“我说了我没病!”小慧歇斯底里地嘶吼,猛地冲到窗边,半个身子探了出去,脚下就是几十米的高空。
“他要是再不走,影响我下周的演出,我……我就从这儿跳下去,死给你们看!”
王红吓得魂飞魄散,几乎是哀求着说:“别!小慧!妈都听你的!你别吓妈!”
“张大师,要不你先走吧!我求求您了!”
我皱紧眉头,心头疑窦丛生。
按理说,被鬼附身之人,清醒之后,大多会对附身之事心有余悸,对邪物更是避之不及。
可小慧此刻分明是神智清醒,却宁愿以性命相逼,也要护着这把邪祟缠身的二胡。
这到底是为什么?
她和这把人皮二胡之间,究竟有着怎样的牵扯?
“小慧姑娘,你护着这邪物,就是在拿自己的性命开玩笑!”
“少在这里胡扯,你现在是私闯民宅,还要破坏我的私人用品,我是个艺术生,乐器就是我的命!你马上离开我家!否则我现在就跳下去。”
她的情绪越来越激动,一只手已经抓在了窗沿上,只要我再往前一步,她恐怕真的会纵身跃下。
王红急红了眼,满脸哀求道:“张大师,实在对不住……您千万别激怒她啊,我真的怕她干傻事。”
就在这僵持之际,小慧已经将一只脚踏出了窗台,“我最后说一遍!你走不走?”
“好,我走。”
我看着她决绝的眼神,知道再僵持下去,只会逼出人命。
这小慧和人皮二胡之间的纠葛,远比我想象的要复杂,若是不查清楚其中的根由,贸然动手,只会适得其反。
无奈之下,我只能离开。
刚走出楼道没多远,身后就传来急促的脚步声,王红气喘吁吁地追了上来,手里还攥着1000块钱。
“张大师,实在对不住,让您白跑一趟……”她满脸愧疚,将钱塞到我手里。
“这钱您拿着,就当是辛苦费……”
我没有接钱,看着她,道:“拿人钱财替人消灾,你的事没办,自然这钱也不能收。”
“你跟我说说,你女儿这把二胡,到底是从哪儿来的?”
王红摇了摇头:“具体的我也不清楚,只知道她为了买这把二胡,打了两份工不说还把所有的积蓄都花光了。”
我又问道:“是不是自从她买了这把二胡之后,演奏水平就突飞猛进?”
王红仔细想了想,连连点头:“好像还真是!”
“她们音乐学院高手如云,想拔尖太难了,小慧以前在班里,顶多算是中等水平,一直默默无闻,可自从得了这把二胡,她就跟开窍了似的,再加上她肯下苦功,没日没夜地练,最后才能在面试里脱颖而出,成了黑马!”
听着王红的话,我心中似乎有了些思路。
哪里是什么开窍,分明是这把二胡里的饕餮鬼,在暗中作祟!
恐怕小慧能在面试中拔得头筹,能被乐团破格录取,靠的根本不是自己,而是这邪物的力量!

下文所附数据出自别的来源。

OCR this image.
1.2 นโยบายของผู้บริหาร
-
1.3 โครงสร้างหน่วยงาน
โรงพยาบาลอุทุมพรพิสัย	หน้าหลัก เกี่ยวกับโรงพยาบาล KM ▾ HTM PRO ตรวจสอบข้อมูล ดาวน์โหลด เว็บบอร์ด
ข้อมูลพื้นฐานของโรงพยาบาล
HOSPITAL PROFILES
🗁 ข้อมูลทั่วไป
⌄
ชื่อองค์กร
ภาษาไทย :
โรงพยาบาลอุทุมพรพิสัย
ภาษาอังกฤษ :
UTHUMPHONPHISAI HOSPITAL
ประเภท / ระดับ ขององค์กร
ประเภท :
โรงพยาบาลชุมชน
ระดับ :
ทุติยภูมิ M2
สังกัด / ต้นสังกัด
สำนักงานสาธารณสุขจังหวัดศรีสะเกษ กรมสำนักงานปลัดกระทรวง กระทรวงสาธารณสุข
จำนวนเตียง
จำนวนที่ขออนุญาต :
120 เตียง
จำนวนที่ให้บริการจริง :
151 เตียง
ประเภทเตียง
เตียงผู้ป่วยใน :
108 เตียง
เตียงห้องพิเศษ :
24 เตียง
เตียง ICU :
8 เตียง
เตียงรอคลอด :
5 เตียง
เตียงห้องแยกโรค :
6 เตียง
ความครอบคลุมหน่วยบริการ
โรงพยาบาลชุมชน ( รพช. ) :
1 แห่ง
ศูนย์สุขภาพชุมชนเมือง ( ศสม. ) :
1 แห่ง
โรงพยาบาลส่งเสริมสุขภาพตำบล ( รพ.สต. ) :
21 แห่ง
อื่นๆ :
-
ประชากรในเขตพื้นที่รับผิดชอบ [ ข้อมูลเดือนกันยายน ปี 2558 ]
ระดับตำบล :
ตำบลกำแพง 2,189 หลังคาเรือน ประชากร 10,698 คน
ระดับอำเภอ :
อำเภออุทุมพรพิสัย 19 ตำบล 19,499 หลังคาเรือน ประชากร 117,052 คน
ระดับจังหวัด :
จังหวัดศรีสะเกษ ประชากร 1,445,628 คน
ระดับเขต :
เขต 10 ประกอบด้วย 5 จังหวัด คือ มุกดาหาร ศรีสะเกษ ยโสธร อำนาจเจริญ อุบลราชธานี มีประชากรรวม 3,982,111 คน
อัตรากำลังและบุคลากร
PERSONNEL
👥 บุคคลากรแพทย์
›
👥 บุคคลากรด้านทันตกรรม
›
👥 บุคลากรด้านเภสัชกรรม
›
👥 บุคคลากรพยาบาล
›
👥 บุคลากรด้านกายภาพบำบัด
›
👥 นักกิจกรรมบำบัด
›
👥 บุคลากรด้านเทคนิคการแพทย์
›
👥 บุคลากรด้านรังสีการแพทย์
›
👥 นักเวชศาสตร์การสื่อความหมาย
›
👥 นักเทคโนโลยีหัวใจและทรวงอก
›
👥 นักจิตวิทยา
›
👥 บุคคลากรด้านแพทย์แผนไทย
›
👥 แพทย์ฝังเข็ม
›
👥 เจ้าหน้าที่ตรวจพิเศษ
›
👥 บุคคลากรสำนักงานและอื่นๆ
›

难怪她宁愿以性命相逼,也要护着这把二胡,她怕的不是毁了乐器,而是怕失去这邪物赋予她的荣光,怕自己苦心经营的一切,都化为泡影!
王红看着我凝重的神色,急忙说:“张大师,求您想想办法,能不能在不惹我女儿生气的前提下,制服那个什么饕餮鬼?”